ANOMALISA: complex, one of a kind stop-motion animation with strings only puppet master Charlie Kaufman can pull.

Anomalisa_poster
Based on his “sound play”, Anomalisa marks the long anticipated return in the director’s chair for Charlie Kaufman since his brilliant debut Synecdoche, New York (2008). He’s mostly known as the screenplay writer for Michel Gondry’s Eternal Sunshine of the Spotless Mind (2004) and to a lesser extent Human Nature (2001) and Spike Jonze’s Being John Malkovich (1999) and Adaptation (2002).

This stop-motion animation film he co-directed with Duke Johnson follows Michael Stone (voiced by David Thewlis), a succesful writer of a book on customer service, who’s on his way to a convention on this subject held in Cincinatti. After checking in the Fregoli hotel he decides to call a former girlfriend Bella Amarosi (what’s in a name) he unexpectedly left over ten years ago. They meet but the encounter does not turn out a succes.

In the meantime we’ve noticed every character in the film -regardless if they are a man a woman or a child- as seen by Michael has a remarkably similar face and voice (that of Tom Noonan). In his view everybody looks the same and has the same uninteresting things to say, he’s therefore only interested in being left in peace and tries to avoid social contact to the an absolute minimum.
The name of the hotel seems to suggest he may be suffering from of the so-called Fregoli delusion, or the delusion of doubles, which is a rare disorder in which a person holds a delusional belief that different people are in fact a single person. It’s named so after the turn of the century Italian quick-change stage actor Leopoldo Fregoli.
This seems to change suddenly when he encounters Lisa who does look different and does have a voice of her own (that of Jennifer Jason Leigh). They have sex (an incredibly sweet scene) and the illusion holds up at least till the morning after breakfast conversation.

The writing and plot is rich, layered and if you’re willing to dig deeper you’ll notice it’s dark and perverse as well. There’s a lot of irony linked to the customer service expertise knowledge of the main character. When he’s confronted with professional customer ‘speeches’ from e.g the taxi driver who drives him (who can’t stop giving free advice on Sin Sin or Cin Cin city Cincinatti) to the hotel and the phone conversation he has with the room service order taker who he feels is taken too much time and he’d like to cut of as soon as possible are probably applying his book on customer service to perfection. “You can feel the smile even if you don’t see it” Michael would state during his convention address).

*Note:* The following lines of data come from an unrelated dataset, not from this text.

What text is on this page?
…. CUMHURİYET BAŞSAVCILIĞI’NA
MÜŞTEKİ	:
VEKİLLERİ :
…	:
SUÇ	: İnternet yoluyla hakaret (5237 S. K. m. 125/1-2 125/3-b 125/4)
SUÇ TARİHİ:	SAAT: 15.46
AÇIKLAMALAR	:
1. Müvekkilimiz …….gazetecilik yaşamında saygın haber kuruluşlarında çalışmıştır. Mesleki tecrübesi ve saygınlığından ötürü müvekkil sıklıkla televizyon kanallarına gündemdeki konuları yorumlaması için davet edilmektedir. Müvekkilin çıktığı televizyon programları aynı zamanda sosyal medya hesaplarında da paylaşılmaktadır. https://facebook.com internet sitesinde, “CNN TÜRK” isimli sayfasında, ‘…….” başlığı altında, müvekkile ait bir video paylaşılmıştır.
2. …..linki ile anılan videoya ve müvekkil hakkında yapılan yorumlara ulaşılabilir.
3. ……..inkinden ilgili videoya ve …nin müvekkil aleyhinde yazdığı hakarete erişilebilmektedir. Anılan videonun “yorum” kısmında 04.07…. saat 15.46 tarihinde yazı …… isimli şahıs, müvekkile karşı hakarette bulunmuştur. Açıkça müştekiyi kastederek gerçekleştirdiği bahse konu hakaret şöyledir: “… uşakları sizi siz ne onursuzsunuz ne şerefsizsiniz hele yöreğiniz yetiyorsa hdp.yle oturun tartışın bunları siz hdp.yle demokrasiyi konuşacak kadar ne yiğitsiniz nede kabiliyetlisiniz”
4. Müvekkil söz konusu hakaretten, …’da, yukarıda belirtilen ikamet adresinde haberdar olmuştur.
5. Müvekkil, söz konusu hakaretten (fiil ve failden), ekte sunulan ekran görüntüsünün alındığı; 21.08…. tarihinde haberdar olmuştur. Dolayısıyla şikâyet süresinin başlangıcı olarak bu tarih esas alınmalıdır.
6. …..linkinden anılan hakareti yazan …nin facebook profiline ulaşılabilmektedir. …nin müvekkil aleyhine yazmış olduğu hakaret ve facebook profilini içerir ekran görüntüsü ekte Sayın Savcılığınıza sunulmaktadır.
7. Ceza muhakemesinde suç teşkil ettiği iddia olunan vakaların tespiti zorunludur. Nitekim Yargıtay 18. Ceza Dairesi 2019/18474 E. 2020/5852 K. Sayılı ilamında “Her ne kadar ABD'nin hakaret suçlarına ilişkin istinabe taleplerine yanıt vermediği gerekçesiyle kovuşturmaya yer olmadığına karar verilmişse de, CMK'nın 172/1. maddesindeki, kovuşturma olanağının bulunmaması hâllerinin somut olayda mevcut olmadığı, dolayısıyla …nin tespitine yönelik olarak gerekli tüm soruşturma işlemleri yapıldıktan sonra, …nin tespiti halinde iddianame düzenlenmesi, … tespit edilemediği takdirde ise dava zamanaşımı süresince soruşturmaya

A lot is being introduced extremely sublty and might not be picked up at all and may require multiple viewings. The ‘toy store’ confusion which is planted during the cab scene in the beginning and is built upon during the entire piece is being paid off during the conclusion of the film. This kind of complexity and indepth psyschological portrayal is not something you’d expect in a stop-motion animation film. It’s a truly original film that pulls no punches and doesn’t care about showing characters that have serious flaws or might lack sympathy, somewhat symbolised by the fact that the makers chose not to erase or digitally hide the inperfections in the dolls faces that are needed for facial movement. Needless to say: required viewing for mature audiences and undoubtedly one of the films of the year.